Plot the cooks distance, DFBETAs and DFFITs.
What do you notice?
We can see that above highlights 5 possible values for outliers. Once doing this run a new model called mfit.ex.outliers which excludes outliers. The code to remove the outliers is as follows:

outliers <- c(18, 41, 55, 76, 79, 90)
poverty2 <- poverty[-outliers,]

a. Does the summary of `mfit.ex.outliers` differ much from `mift`? 
b. What happens when you run the cooks distance plot on this data with outliers removed?
c. Use residual plots and `mmps()` to evaluate the model fit after deleting the outliers. 
d. Does this new model fit the data better with the outliers removed?

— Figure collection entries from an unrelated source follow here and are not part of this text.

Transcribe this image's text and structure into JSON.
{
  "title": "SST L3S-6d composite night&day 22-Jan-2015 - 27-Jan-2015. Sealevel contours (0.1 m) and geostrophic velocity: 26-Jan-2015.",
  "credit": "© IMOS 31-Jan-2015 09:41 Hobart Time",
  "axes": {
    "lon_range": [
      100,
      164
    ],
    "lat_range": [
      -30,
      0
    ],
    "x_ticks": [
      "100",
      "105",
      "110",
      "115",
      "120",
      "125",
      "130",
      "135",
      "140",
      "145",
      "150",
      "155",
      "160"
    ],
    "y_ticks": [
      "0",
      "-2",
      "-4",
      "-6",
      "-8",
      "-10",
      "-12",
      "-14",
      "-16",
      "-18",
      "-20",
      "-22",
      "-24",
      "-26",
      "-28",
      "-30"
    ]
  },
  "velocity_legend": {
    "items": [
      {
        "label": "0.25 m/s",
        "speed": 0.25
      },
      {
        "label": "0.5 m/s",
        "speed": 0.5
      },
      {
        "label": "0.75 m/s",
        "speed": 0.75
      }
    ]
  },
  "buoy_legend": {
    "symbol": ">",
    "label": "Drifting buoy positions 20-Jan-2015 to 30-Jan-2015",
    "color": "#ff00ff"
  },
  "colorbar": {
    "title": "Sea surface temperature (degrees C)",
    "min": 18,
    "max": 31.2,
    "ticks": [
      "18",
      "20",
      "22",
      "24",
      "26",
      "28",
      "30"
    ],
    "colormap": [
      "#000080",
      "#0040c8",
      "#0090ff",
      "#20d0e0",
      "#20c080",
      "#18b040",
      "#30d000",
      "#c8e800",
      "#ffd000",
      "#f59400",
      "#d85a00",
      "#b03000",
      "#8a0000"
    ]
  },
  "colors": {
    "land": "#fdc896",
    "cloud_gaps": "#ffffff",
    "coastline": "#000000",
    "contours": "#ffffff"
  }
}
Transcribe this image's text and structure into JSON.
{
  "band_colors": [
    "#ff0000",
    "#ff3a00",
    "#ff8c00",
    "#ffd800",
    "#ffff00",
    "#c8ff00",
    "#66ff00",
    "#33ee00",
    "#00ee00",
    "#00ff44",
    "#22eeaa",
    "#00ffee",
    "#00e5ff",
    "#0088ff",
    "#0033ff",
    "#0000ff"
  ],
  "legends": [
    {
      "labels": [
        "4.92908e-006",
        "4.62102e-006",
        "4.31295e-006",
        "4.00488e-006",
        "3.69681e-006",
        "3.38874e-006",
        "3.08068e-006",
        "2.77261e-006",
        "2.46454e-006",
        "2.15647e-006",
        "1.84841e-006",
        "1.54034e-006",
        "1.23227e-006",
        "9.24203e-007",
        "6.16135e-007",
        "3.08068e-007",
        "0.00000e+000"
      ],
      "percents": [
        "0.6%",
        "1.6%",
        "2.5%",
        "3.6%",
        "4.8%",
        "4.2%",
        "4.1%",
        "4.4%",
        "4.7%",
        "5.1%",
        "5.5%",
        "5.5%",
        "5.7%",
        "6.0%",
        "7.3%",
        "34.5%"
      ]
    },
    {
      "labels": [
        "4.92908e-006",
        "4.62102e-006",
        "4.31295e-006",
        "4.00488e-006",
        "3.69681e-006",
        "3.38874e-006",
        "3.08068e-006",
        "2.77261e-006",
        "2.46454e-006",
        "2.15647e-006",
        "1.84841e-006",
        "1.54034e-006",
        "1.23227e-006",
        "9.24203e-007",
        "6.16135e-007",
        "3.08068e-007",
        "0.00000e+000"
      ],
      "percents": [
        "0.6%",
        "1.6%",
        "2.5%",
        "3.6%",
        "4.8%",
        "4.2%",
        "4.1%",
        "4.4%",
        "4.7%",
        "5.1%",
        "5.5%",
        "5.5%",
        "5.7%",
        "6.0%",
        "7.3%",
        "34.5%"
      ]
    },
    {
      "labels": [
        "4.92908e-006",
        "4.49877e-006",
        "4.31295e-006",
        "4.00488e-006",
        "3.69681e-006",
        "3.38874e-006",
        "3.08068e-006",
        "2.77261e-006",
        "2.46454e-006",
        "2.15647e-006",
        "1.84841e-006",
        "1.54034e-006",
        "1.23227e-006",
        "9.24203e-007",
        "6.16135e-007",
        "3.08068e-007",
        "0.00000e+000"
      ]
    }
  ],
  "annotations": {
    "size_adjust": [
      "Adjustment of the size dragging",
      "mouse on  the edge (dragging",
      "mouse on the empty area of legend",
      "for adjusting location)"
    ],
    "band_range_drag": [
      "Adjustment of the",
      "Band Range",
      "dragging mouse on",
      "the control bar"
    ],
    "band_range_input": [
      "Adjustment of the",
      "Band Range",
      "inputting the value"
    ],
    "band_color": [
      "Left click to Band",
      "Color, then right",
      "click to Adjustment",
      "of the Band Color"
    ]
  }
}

Above shows us that there is more involved than just cook’s distance and removing outliers. We can get stuck in an endless loop of removing things and each time we find that our model fit decreases and we have more and more outliers. We will proceed with the model mfit since out regression results did not change much and our fit got worse as we went.

Fit the following models:

fit.best.2 <- lm(infdeath ~ le.female + le.male, data=poverty)
fit.best.3 <- lm(infdeath ~ le.female + le.male + birthrate, data=poverty)
fit.best.4 <- lm(infdeath ~ le.female + le.male + birthrate + log.gnp, data=poverty)

Compare the adjusted \(R^2\) values from these models. Which one would you consider the best and why?
Use the anova() function in R to preform an \(F\)-test comparing these models. Which model would you choose based on this? Does it confirm your model chosen in question 9?
On your own With your final model run the model diagnostic plots again and see how well this fits your data.